Of those suffering from any early indicators that something is wrong, many are hesitant to confide in anyone about it, whether that be a family member or a health professional. More than one in 10 said that they would only consider seeing a GP about it as a last resort through fear of wasting the GP’s time.
Early diagnosis of dementia
Maq Din, Healthcare Clinical Services Manager at Asda Pharmacy, says: “Those experiencing age-related memory loss will more often than not recall what they have forgotten in time, however, dementia sufferers lose their memory much more permanently.”

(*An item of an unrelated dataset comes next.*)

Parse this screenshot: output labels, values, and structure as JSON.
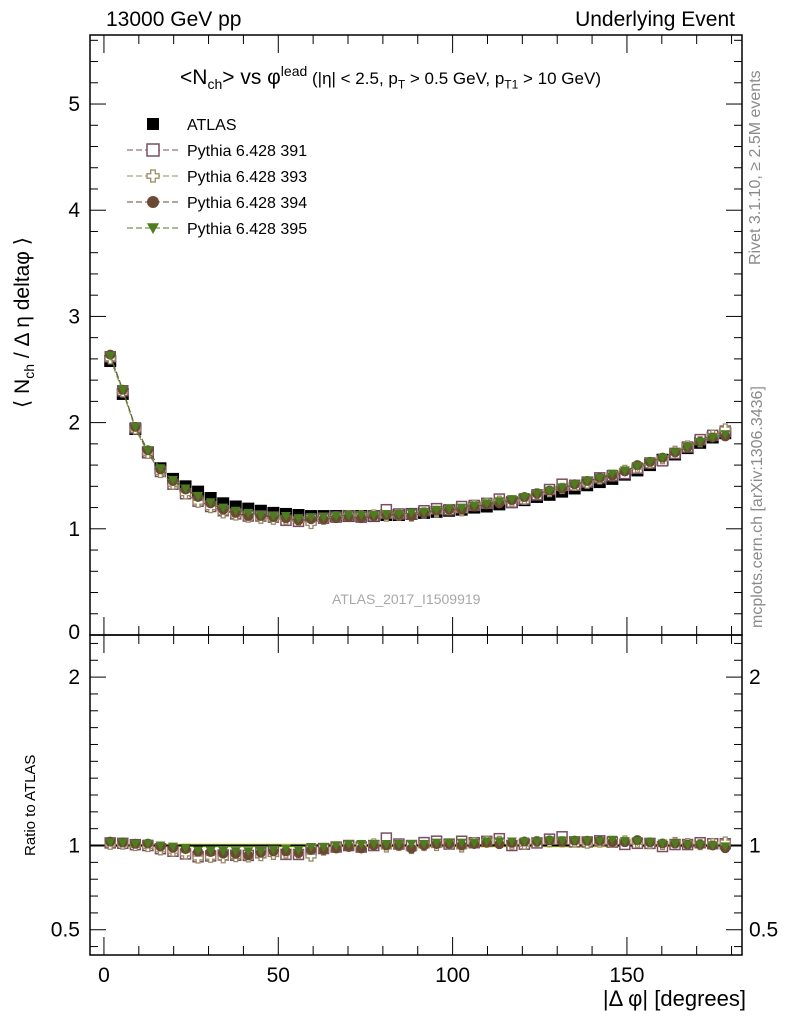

Asda Pharmacy is training all pharmacy employees to recognise the early signs of dementia to ensure that they are able to spot when patients may be developing the condition. The move is to assist more dementia sufferers in getting the all-important early diagnosis as soon as possible.
As Maq explains: “Early diagnosis of Alzheimer’s and dementia is absolutely essential to treat the conditions effectively, which is why at Asda Pharmacy we are training all staff to recognise the symptoms. Quite simply, the sooner a diagnosis is made the more informed and resourced the sufferer and their loved ones can be. By planning carefully for the future and taking the correct medication in good time, you can have far better control over the progression of the illness.”
A quarter of the country would also avoid speaking to a loved one about memory health concerns until they had discussed with a Doctor first. However, people’s hesitancy to speak to a GP means many are missing out on early diagnoses, something which is essential to treat the condition effectively. Dementia is the UK’s biggest killer, but the survey showed that only 15% of the UK knew this, instead believing that cancer and heart attacks were the most common fatal causes.
A further concern is the UK’s lack of awareness of many common dementia symptoms. The survey revealed that over a quarter of Brits don’t know or failed to recognise the first signs of the condition.
Warning signs of dementia
Seek medical advice if your memory loss is affecting daily life and especially if you:
- struggle to remember recent events, although you can easily recall things that happened in the past
- find it hard to follow conversations or programmes on TV
- forget the names of friends or everyday objects
- cannot recall things you have heard, seen or read
- lose the thread of what you are saying
- have problems thinking and reasoning
- feel anxious, depressed or angry
- feel confused even when in a familiar environment or get lost on familiar journeys
- find that other people start to notice or comment on your memory loss
What’s surprising is that there is an assumption amongst a significant number of the UK that memory loss is just ‘part and parcel’ of growing old. Whilst forgetfulness is a natural occurrence, there is a thin line between this and dementia.
There are steps and exercises that can be undertaken to give the brain the best chance of avoiding dementia and having an active mind is highly important. However, only 37% of the UK are currently opting to use such techniques.
Jennie Bond, Television Presenter, has personal experience with dementia as her mother is currently in the advanced stages. She says:
“She doesn’t know who I am, or who she is. To some extent, she has passed beyond the point where she is constantly frightened. She’s generally in a calmer, more peaceful frame of mind.”
“We were too late in seeking help for Mother. Perhaps she could have had some medical support if we had asked for a diagnosis sooner. It’s a condition that follows a clear pattern so I’d encourage people to get help as soon as possible and face up to the illness. But it’s important to act sensitively and keep in mind quite how frightening it is for the sufferer.”